Başka Bir Mimarlık Mümkün!!!
Bu bildiri, 21-23 Ekim 2010 tarihlerinde TMMOB Mimarlar Odası Ankara Şubesi tarafından Ankara’da gerçekleştirilen Mimarlığın Sosyal Forumu 2010 etkinlikleri sonucunda benimsenmiştir.
Dünyaya 1973 krizinden sonra, Türkiye’ye 1980 darbesi ile dayatılmaya başlanan neoliberal politikalar, kapitalist üretim tarzının tarihsel dinamiklerini bir kez daha gözler önüne serdi. Sermaye, üretim fazlasını daha fazla kâra dönüştürebileceği yollardan yoksun kalınca mekânı “yeniden” keşfetti. İlk uygarlıklardan bu yana egemen sınıfların gücünü gösterdiği, politikacıların etkin bir şekilde tahakküm aracı olarak kullandığı kent mekânı artık tüm ağırlığıyla ekonominin merkezine oturmuştu.
O günden bugüne neler oldu, neler oluyor?

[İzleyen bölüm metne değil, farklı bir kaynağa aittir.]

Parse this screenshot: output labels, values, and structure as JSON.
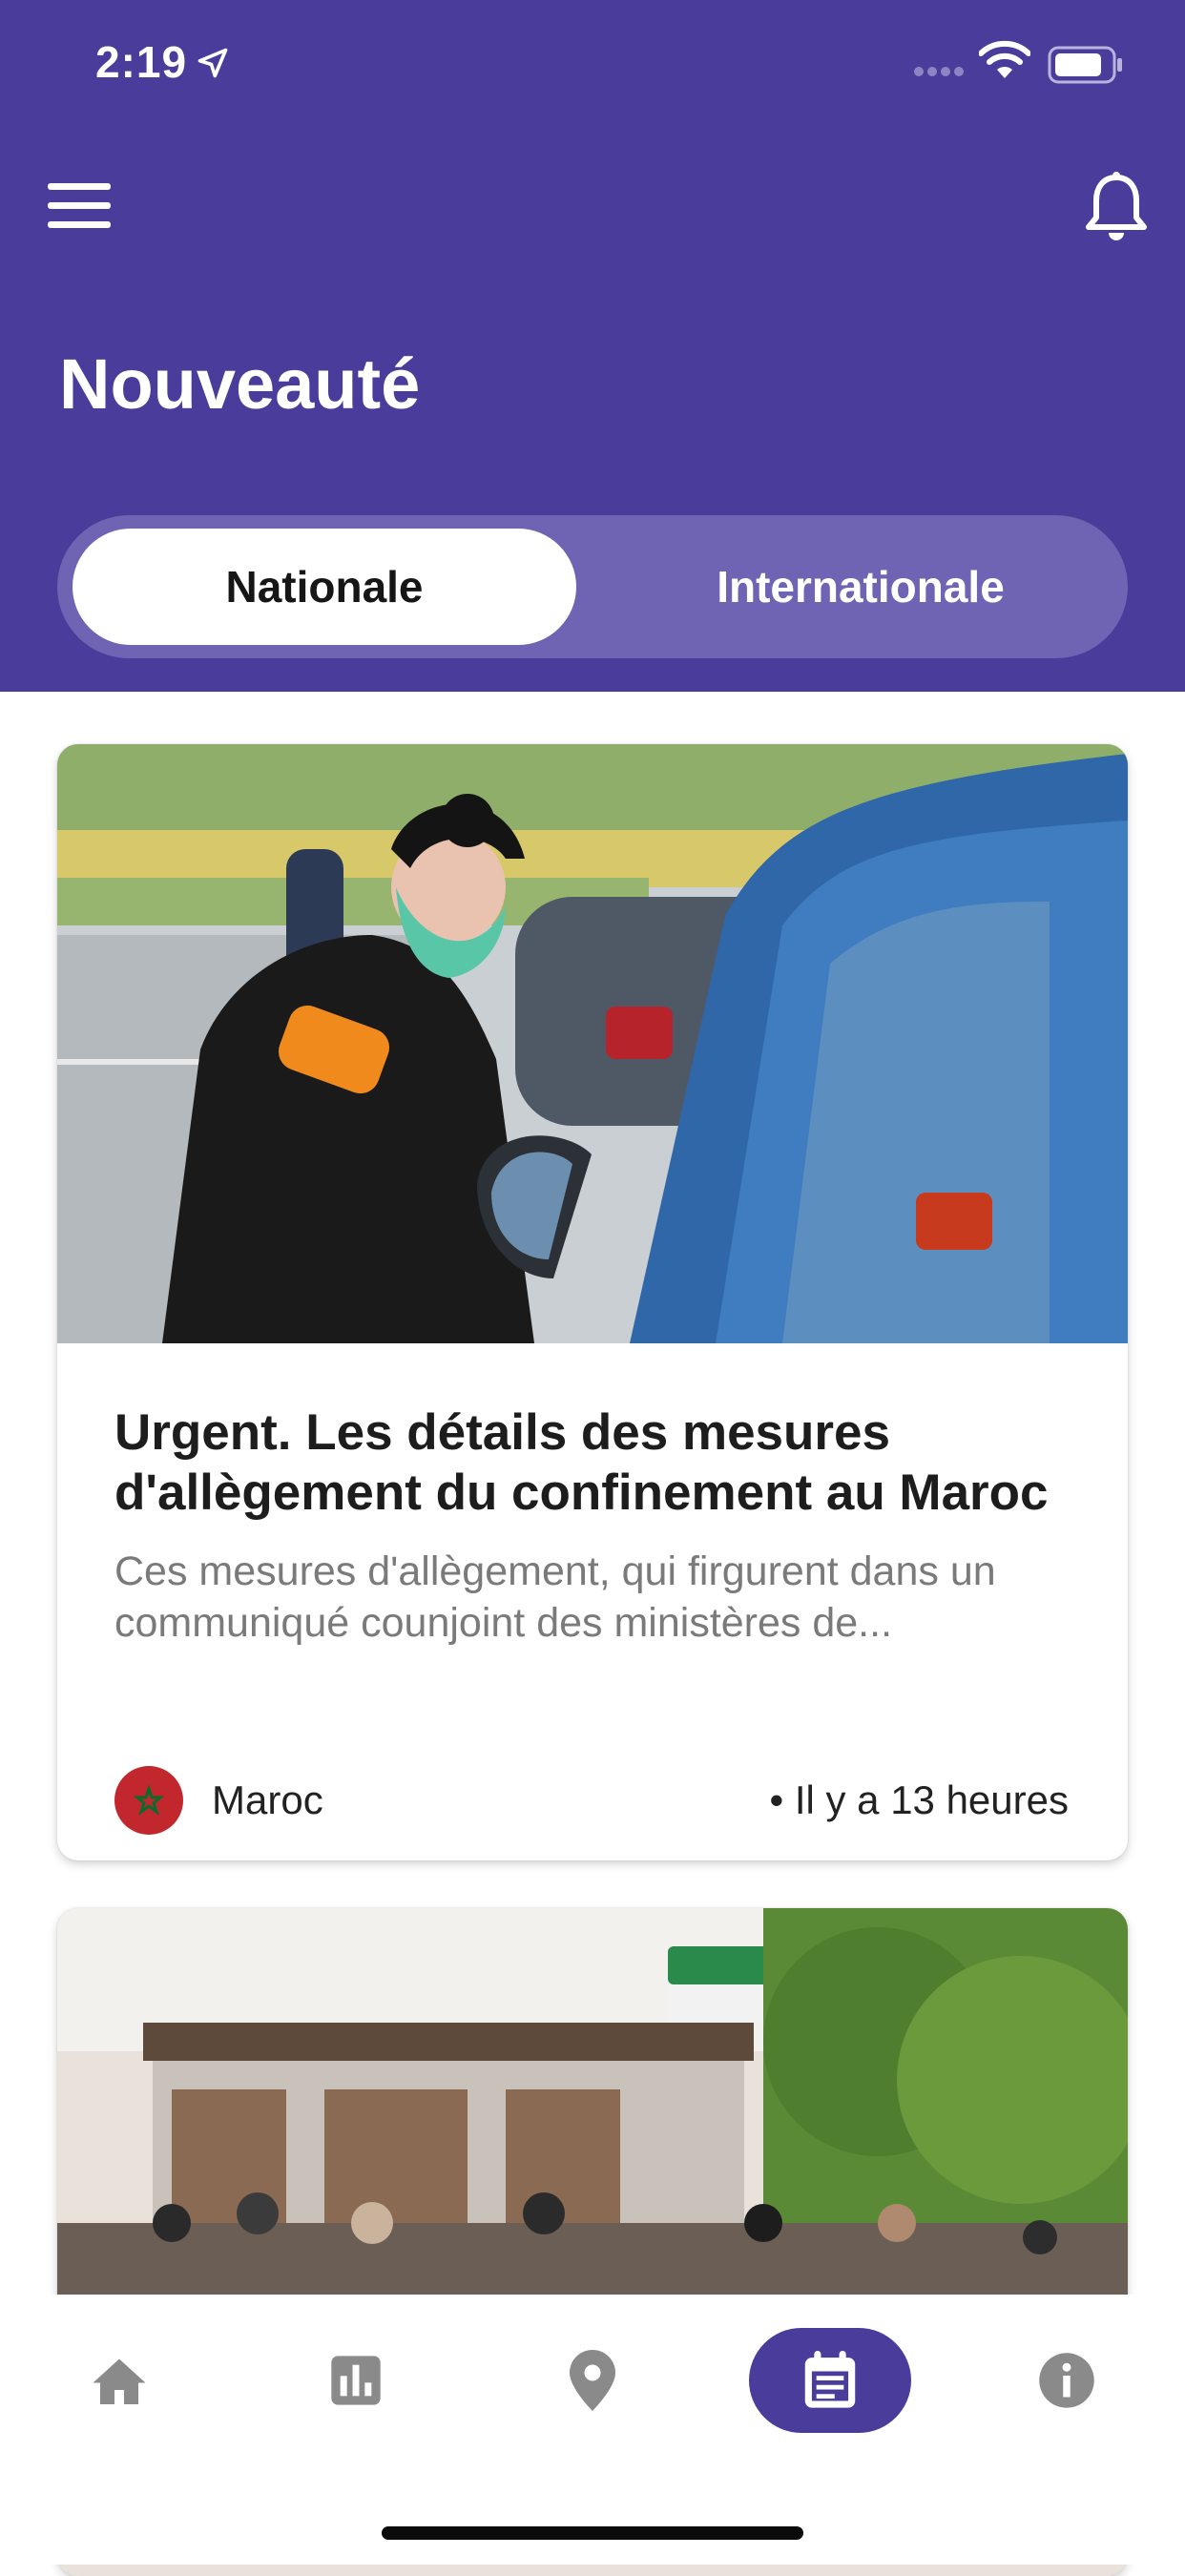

Sermaye, mekânı egemen sınıflar lehine yeniden üreterek, yoksulları yerlerinden edip onların yaşam alanlarını dönüştürerek kâr etmeye devam ediyor. Her geçen gün daha asimetrik bir hal alan/kutuplaşan bir toplum haline geliyoruz. Sınıf kavramının yok olduğu iddia edilen bugünlerde, sınıf farklılıklarını mekânda hiç olmadığı kadar belirgin bir şekilde yaşıyoruz. Siyasal ve finansal güçlerin ortaklaşa yürüttüğü komplo kent mekânının sömürgeleşmesine yol açıyor. Aynı stratejiler kırsalı öldürüyor. Tüm insanlık kentlerde yaşamaya zorlanıyor. Azınlığın kâr etmeye devam edebilmesi adına yoksulluk normalleştiriliyor. Kentler dışlanmanın, ayrışmanın, yoksunlaşmanın ve insan hakkı ihlallerinin mekânları haline getiriliyor.

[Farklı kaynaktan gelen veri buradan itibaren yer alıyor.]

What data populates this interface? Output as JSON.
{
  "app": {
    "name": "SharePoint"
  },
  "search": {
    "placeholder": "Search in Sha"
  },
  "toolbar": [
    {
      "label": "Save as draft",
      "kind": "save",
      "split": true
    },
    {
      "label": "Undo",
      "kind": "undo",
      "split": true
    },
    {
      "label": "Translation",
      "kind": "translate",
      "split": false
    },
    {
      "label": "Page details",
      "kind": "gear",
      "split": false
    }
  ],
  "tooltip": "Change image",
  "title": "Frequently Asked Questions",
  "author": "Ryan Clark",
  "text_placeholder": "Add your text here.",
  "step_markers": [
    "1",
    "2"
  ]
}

Biz mekân üzerine çalışanlar (mimarlar, şehir plancıları vs.), sermayenin azgın kâr hırsıyla tek başımıza baş edemeyeceğimizin farkındayız. Öte yandan mimarlığın egemen sınıfın bir lüksü olarak görülmesini reddediyoruz. Mimarlığın, herkes için bir hak olduğuna inanıyoruz. Biliyoruz ki, toplumsal mimarlık, toplumla birlikte kendi yaratıcı mekânlarını üretmeye muktedirdir. Mimarlığın Sosyal Forumu süresince hayatlarını bu tür projelere adamış mimarlar, şehirciler ve bu projelerde aktif olarak görev almış kentlilerin deneyimleri bu inancımızı perçinledi. Forum’un, geleceğimizin aslında kendi ellerimizde olduğu fikrinin paylaşılması adına amacına ulaştığını düşünüyoruz. Böyle bir bilinçlenme sürecini başlatması, Forum’un en somut sonucudur. Bu Forum, mekânsal siyasetin yanında kendi gücümüzün ve örgütlü mücadelenin de önemini gösteren bir kıvılcım olabilmiştir ve gerisi gelecektir. Forumun hareketlendirdiği sokak etkinliği ele alınan konular hakkında kamuoyu oluşturmak açısından hayati önemdedir. Bundan sonraki mücadelenin deneyim paylaşımının ötesine geçmesi daha üretken ve köktenci bir yol izlemesi gerekmektedir. Yasadığımız dünyanın kaçınılmaz olmadığını, farklı alternatiflerin kolektif bir şekilde üretilebileceğini göstermek üzere kendimizi kitlelerin sürdürdüğü mücadelelere dâhil etmeliyiz.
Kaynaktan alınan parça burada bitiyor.